Okonomiyaki

Ok, I hereby officially declare this blog a food and temple blog. Now that this is out of the way, here’s the latest culinary discovery: Okonomiyaki.

I had already seen them being prepared at the late night hanami in Osaka, but they were all made with meat – I asked.

It turns out, they are the local specialty in Hiroshima. Made on every corner. So I just hoped someone could leave out the meat.

Indeed, no problem, they make them fresh, and in a number of varieties: topped with cheese, or an omelette with shrimp, with meat or without… It makes sense: okonomi means ‘taste’ or ‘as you like’; yaki means freed or grilled.

The local variant of Hiroshima is a layered dish (Osaka mixes the ingredients…), I watched intensely as they prepared it in front of me on the teppan, the hot iron plate that serves as cooking area.

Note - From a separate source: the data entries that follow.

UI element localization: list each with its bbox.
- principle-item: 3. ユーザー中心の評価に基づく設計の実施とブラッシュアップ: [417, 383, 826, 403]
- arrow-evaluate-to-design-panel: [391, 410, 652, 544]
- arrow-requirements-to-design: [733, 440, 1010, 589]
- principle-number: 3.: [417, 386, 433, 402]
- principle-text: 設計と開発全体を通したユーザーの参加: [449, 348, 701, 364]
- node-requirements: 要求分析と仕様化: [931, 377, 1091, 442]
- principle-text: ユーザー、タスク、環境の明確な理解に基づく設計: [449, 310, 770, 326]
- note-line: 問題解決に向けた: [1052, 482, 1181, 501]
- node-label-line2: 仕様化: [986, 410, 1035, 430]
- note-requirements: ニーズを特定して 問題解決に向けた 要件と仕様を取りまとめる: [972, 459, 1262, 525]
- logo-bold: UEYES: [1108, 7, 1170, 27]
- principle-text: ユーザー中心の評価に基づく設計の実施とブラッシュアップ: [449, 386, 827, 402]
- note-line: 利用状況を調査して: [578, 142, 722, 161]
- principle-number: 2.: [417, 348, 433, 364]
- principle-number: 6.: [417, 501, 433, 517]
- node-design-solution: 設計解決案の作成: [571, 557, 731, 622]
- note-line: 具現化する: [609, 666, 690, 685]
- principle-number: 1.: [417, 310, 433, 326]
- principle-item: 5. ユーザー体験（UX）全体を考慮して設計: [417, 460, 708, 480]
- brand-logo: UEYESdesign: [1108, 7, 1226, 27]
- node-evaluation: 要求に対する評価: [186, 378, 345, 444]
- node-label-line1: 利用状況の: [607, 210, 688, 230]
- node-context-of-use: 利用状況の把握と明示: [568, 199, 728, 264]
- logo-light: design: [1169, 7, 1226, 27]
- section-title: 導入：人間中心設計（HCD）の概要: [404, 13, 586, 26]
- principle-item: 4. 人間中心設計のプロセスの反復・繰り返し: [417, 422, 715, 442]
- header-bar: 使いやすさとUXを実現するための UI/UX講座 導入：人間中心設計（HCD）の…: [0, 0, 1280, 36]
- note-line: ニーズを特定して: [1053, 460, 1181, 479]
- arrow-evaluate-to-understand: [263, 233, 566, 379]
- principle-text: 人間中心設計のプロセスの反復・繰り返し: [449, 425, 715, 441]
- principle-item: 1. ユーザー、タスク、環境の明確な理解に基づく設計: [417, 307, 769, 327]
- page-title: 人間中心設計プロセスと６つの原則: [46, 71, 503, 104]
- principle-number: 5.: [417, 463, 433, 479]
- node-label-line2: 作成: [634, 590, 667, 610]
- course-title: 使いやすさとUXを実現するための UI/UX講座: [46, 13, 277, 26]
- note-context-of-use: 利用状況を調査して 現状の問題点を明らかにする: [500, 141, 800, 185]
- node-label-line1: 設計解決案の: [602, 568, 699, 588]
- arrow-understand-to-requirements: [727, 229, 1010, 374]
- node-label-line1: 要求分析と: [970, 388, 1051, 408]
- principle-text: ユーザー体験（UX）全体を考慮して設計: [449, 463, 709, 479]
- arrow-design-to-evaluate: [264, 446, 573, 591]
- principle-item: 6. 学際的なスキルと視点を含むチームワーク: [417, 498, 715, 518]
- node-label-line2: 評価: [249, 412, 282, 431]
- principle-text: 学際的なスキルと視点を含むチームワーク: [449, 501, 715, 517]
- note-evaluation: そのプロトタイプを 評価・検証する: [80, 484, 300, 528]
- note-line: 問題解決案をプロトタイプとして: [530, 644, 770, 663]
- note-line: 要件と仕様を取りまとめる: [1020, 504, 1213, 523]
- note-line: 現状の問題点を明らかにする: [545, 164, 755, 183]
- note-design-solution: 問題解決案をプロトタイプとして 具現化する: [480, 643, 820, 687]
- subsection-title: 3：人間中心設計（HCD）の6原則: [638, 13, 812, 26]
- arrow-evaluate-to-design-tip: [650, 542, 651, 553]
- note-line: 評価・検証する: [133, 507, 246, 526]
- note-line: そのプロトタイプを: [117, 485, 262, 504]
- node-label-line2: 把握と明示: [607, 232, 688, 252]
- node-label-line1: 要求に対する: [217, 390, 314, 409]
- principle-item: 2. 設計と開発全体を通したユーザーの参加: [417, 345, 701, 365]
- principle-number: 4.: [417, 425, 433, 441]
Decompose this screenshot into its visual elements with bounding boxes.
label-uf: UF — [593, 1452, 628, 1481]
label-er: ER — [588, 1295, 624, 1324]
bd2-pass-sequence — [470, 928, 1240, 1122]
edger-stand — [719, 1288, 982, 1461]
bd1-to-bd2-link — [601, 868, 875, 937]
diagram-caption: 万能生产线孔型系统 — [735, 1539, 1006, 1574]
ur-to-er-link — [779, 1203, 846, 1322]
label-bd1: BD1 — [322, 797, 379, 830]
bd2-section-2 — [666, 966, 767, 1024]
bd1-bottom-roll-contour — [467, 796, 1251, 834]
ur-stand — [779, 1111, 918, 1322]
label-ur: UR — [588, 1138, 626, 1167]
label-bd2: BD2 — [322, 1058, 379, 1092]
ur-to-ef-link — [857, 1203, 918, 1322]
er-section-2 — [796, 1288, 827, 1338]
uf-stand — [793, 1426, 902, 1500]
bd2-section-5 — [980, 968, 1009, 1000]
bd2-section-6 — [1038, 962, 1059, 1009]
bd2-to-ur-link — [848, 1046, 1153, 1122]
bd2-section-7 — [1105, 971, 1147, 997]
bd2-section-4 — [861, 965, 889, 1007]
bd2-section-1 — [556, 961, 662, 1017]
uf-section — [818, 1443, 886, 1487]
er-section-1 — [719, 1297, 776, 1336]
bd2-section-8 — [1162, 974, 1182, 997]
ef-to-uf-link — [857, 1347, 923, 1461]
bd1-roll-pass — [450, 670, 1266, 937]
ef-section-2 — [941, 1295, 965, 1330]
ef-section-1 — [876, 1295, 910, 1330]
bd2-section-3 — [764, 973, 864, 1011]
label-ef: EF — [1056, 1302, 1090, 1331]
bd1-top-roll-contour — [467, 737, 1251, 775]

The base is a little thin crepe, on top of which comes a heap of shredded cabbage, the spices, meat, squid, octopus or shrimps.

Meanwhile they fry some soba noodles on the side, then the crepe and the cabbage come on top of that…. then they prepare an egg on the teppan and turn the whole thing over again onto the egg, and fry it some more… Got it?

They keep tossing and turning it and when it’s ready, the whole cake gets one final layer of Okonomiyaki sauce and is chopped up in handy pieces…

I had three different ones in two days, a standard one, a spicy noodle one and the last one made with udon instead of soba noodles.
All were super yummy, and a welcome change to the daily ramen I had in the last 20 days.